The survivors have been incredibly dignified since it came out and said, "You're not going to harm us anymore. We're going to spend quality time talking to survivors and you're the institution that continues to harm us so we're going to turn a blind eye to you."
That's how we've operated. This is an institution that failed and harmed people repeatedly, so it's not a surprise that they're going to come out in attack mode and try to protect themselves and show no transparency.
The message of The Keepers is that a community can come together and, despite that institution, wrong doing can find justice within that community without the stamp of approval from those institutions. I think that's the power of what these women have done.
I read that they're going to exhume Maskel's body. What went through you when you heard that?
I was shocked because I didn't see that coming at all. I'd worked with the police and there was no mention of that. They did exhume the body, and they did test the DNA. It didn't match the sample they had. It's not surprising. That's not surprising because nobody had the prevailing theory that Maskel's DNA would be at the crime scene.

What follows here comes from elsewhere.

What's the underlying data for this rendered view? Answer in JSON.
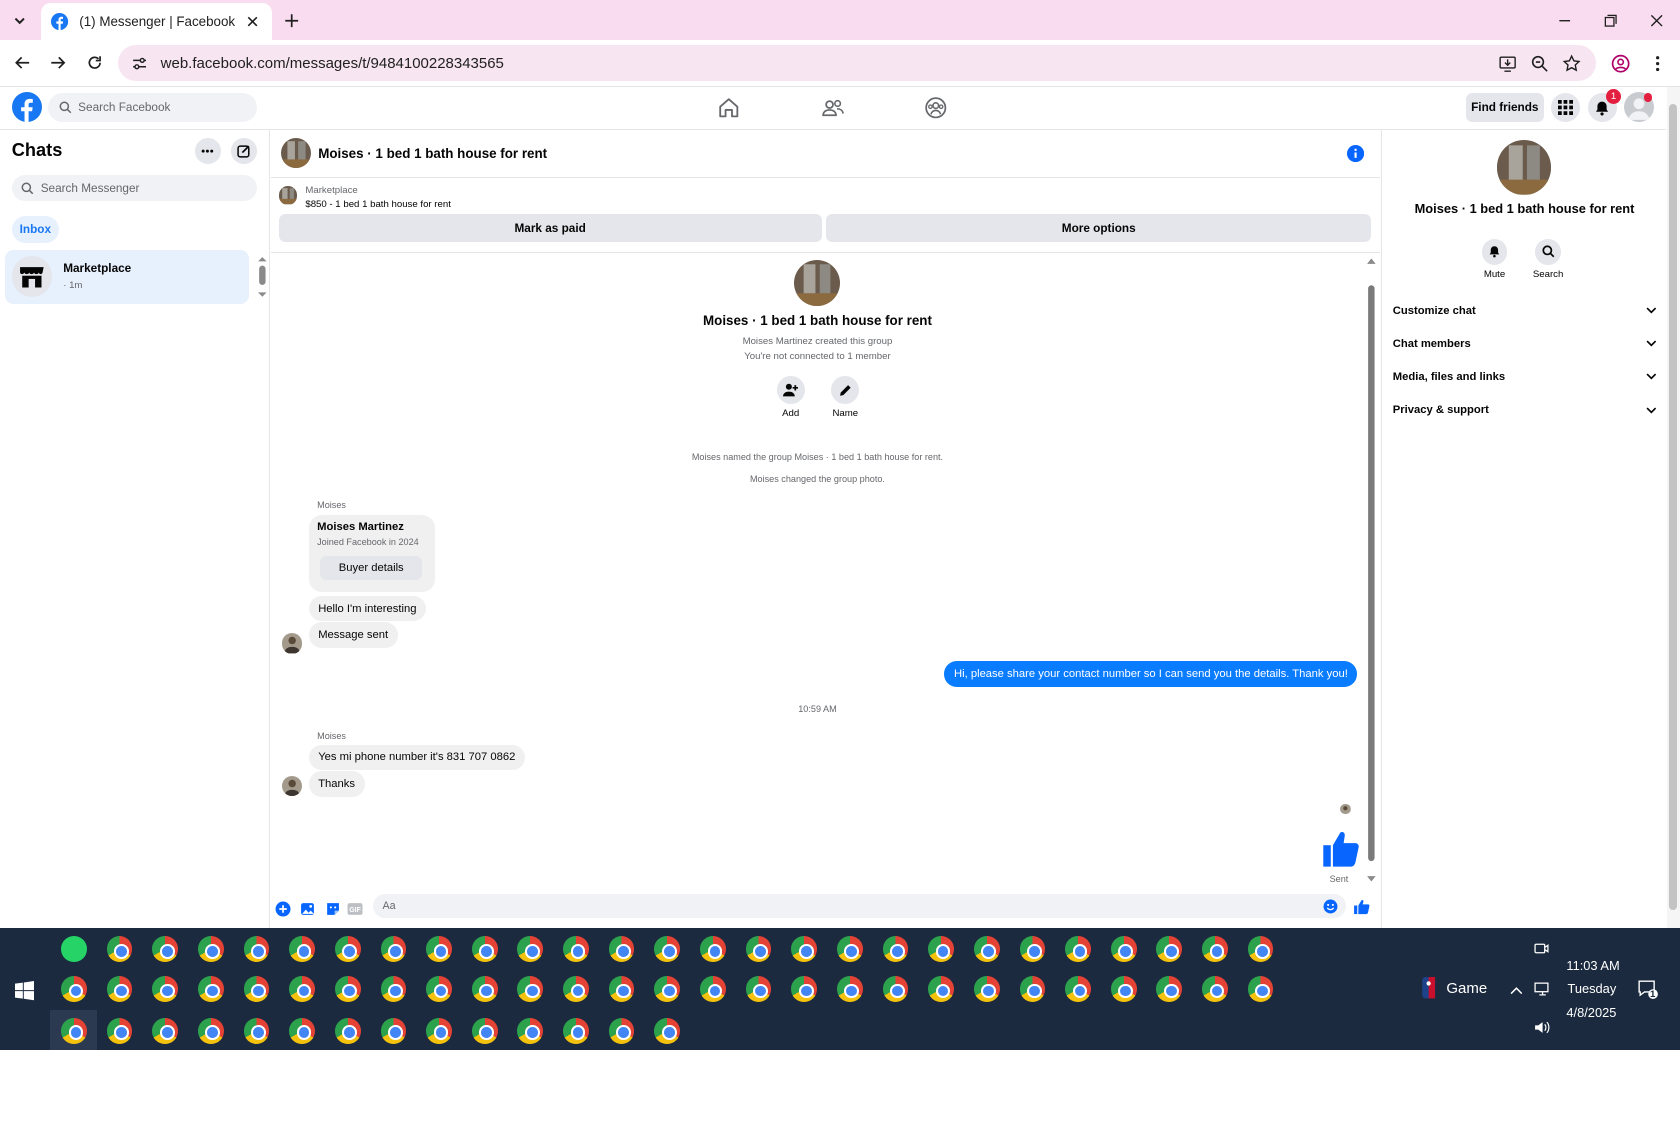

It's amazing progress that the Baltimore police are finally outwardly taking Joseph Maskel seriously as a suspect. Why they didn't do that in the 90's when he was still alive and Jean was telling them what he did to her will always be a huge question mark over the police's heads. At least now, they're showing us an effort. To exhume a body must involve a lot of bureaucracy, red tape, and costs. I'm sure it's not an easy step to take. I'm sure it's a large one to take. I think it's a good thing they're doing it now.
It's crazy to think he was doing this, sexually molesting and abusing girls his entire life.
He was doing it up until he died. He died under the care of the Archdiocese of Baltimore, and he died in their hospital nursing homes. They can try to distance themselves all they want, but he was under their care the entire time raping children.